Collectively, EA intervention with all three acupoint combinations was able to repair the gastric mucosal damage and improve the anti-inflammatory and antioxidant capacity in GU rats, with the H-M group showing the greatest protective effect.

Transcriptome Profiling Revealed Gene Expression Changes

Quality Control of RNA Samples and Sequencing Data

We performed transcriptome profiling on 25 gastric tissue samples (n=5 per group) to characterize the gene expression changes regulated by EA in the different acupoint combination groups. Sequencing of the samples yielded high-quality clean reads. As detailed in Supplementary Table S1 and Figure S1, we obtained a total of 175.77 GB of clean data, with each sample containing as much as 7.03 GB of high-quality data. The clean ratio of all samples was > 98.19%. Additionally, the proportion of bases with a sequencing error rate below 1% (Q20) was > 97.92%, while the proportion with a sequencing error rate below 0.1% (Q30) was > 95.61%, and the GC content was approximately 48.45%–51.78%. These results indicated that the sequencing data and assembly quality met the stringent criteria established for this study, thus ensuring the reliability and accuracy of the findings.

Transcriptome Analysis Identified Significant DEGs

The correlation coefficients from a Pearson correlation analysis ranged from 0.4192 to 1.000, with principal component classifications > 0.8 among all the biological replicates (Figure 4A). Principal component analysis (PCA) showed that the first and second principal components accounted for 54.2% and 33.4% of the variance, respectively, and that sample clustering was distinct (Figure 4B). These results indicated that the groups of samples were highly reproducible and that the RNA-seq data met the stringent criteria required for this study, thus ensuring reliability and accuracy of the findings.
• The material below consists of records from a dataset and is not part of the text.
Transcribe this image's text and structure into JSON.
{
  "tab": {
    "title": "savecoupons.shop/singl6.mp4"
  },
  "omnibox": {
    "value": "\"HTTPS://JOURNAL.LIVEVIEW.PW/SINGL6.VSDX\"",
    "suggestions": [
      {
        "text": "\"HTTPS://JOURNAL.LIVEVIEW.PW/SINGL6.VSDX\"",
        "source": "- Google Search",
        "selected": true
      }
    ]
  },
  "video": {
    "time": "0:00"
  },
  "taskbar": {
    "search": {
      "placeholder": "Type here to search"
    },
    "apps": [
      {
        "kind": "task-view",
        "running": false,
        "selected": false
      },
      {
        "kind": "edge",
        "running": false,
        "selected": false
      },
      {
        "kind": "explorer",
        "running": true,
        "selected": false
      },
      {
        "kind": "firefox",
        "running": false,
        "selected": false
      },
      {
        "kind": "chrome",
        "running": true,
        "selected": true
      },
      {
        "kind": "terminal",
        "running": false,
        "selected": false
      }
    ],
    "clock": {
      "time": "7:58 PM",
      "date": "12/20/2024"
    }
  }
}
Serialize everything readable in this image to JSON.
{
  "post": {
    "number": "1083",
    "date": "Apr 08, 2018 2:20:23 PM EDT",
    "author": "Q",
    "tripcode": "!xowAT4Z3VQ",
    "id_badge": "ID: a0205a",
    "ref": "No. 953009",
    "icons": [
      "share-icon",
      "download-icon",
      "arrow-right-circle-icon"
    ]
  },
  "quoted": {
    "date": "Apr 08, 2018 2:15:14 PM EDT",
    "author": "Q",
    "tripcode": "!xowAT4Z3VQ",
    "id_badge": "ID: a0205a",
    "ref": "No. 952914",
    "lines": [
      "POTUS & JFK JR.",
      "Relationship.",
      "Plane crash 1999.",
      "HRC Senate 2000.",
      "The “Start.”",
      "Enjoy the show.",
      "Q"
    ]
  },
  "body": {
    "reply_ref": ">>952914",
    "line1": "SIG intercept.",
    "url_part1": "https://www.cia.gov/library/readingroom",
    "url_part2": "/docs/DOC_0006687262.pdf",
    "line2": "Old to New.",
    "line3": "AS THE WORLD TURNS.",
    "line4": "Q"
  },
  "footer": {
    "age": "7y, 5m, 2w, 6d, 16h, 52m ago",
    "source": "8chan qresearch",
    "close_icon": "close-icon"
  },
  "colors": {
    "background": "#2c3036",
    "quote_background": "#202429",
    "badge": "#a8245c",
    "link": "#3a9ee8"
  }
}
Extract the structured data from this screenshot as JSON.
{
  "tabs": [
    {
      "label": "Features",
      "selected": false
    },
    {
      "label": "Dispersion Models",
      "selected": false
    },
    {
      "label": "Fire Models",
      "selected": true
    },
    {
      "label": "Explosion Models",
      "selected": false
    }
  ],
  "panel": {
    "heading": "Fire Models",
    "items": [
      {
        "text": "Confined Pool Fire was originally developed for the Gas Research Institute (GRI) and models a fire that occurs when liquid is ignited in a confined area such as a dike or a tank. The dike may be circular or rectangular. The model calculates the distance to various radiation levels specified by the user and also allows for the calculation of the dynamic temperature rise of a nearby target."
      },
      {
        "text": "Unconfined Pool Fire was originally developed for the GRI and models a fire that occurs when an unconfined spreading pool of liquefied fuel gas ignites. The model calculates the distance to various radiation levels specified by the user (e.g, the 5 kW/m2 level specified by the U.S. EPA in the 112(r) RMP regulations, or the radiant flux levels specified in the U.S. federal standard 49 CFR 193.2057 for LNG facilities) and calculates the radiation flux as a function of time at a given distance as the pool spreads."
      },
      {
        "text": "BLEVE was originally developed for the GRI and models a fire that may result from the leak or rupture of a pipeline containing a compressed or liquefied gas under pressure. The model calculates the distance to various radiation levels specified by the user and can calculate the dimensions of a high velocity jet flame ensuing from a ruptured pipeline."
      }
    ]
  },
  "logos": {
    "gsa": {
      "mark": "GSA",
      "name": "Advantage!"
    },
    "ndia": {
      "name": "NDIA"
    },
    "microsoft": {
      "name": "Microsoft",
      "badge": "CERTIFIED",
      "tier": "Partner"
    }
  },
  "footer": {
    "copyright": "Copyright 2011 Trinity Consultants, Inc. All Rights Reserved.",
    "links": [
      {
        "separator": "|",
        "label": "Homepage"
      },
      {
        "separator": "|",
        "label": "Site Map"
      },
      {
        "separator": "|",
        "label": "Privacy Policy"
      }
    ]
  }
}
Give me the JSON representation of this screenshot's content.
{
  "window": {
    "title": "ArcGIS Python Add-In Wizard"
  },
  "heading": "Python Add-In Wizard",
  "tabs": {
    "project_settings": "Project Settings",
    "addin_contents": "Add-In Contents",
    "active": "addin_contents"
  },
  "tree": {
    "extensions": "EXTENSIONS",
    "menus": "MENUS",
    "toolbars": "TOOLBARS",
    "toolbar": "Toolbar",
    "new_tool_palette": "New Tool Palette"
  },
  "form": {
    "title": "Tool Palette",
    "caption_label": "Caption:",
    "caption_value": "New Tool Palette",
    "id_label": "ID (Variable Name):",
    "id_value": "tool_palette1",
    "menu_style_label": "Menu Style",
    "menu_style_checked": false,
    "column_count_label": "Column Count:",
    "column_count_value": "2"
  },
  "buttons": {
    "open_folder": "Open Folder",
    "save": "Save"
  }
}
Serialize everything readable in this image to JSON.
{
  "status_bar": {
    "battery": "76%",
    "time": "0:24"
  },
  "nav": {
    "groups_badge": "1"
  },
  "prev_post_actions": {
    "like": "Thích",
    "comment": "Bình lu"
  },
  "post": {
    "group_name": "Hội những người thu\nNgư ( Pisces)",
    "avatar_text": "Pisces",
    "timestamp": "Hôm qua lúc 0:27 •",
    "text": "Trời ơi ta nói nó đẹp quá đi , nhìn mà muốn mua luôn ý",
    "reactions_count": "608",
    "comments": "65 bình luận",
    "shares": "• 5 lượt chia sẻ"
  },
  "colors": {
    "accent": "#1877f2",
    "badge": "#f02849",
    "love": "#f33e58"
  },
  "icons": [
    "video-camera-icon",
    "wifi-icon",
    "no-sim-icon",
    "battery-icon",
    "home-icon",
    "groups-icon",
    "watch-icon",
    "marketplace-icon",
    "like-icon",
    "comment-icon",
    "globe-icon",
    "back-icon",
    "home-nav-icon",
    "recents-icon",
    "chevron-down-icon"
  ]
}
Figure 4 Results of transcriptome profiling. (A) Pearson correlation analysis. (B) PCA analysis. (C) Genome circle diagram. (D) Hierarchical cluster heatmap. (E) Volcano plot of DEGs.

DEGs were using the expression difference multiplicity |log2 fold change|>1 and corrected significance of p < 0.05, resulting in a total of 23,096 DEGs. The expression levels of 5,311 significant DEGs were shown using a genome circle diagram, and both upregulated and downregulated genes were primarily distributed on Chr. 1 and Chr. 2 (Figure 4C). To further reveal the functions of these DEGs in GU, relevant bioinformatics analyses of the DEGs were carried out. The functions of Chr. 1 and Chr. 2 differed, with Chr. 1 focused on cellular processes and Chr. 2 on metabolic processes. A cluster analysis was performed on the DEGs based on the similarity of the gene expression profiles among the samples, and a hierarchical cluster heatmap of genes with shared differences was generated (Figure 4D). Compared with the control group, the model group had 591 upregulated and 653 downregulated DEGs. After EA intervention using different acupoint combinations, there were 1044 upregulated and 253 downregulated DEGs in the H-M group, 379 upregulated and 27 downregulated DEGs in the S-M group, and 128 upregulated and 156 downregulated DEGs in the Y-L group compared with the model group (Figure 4E).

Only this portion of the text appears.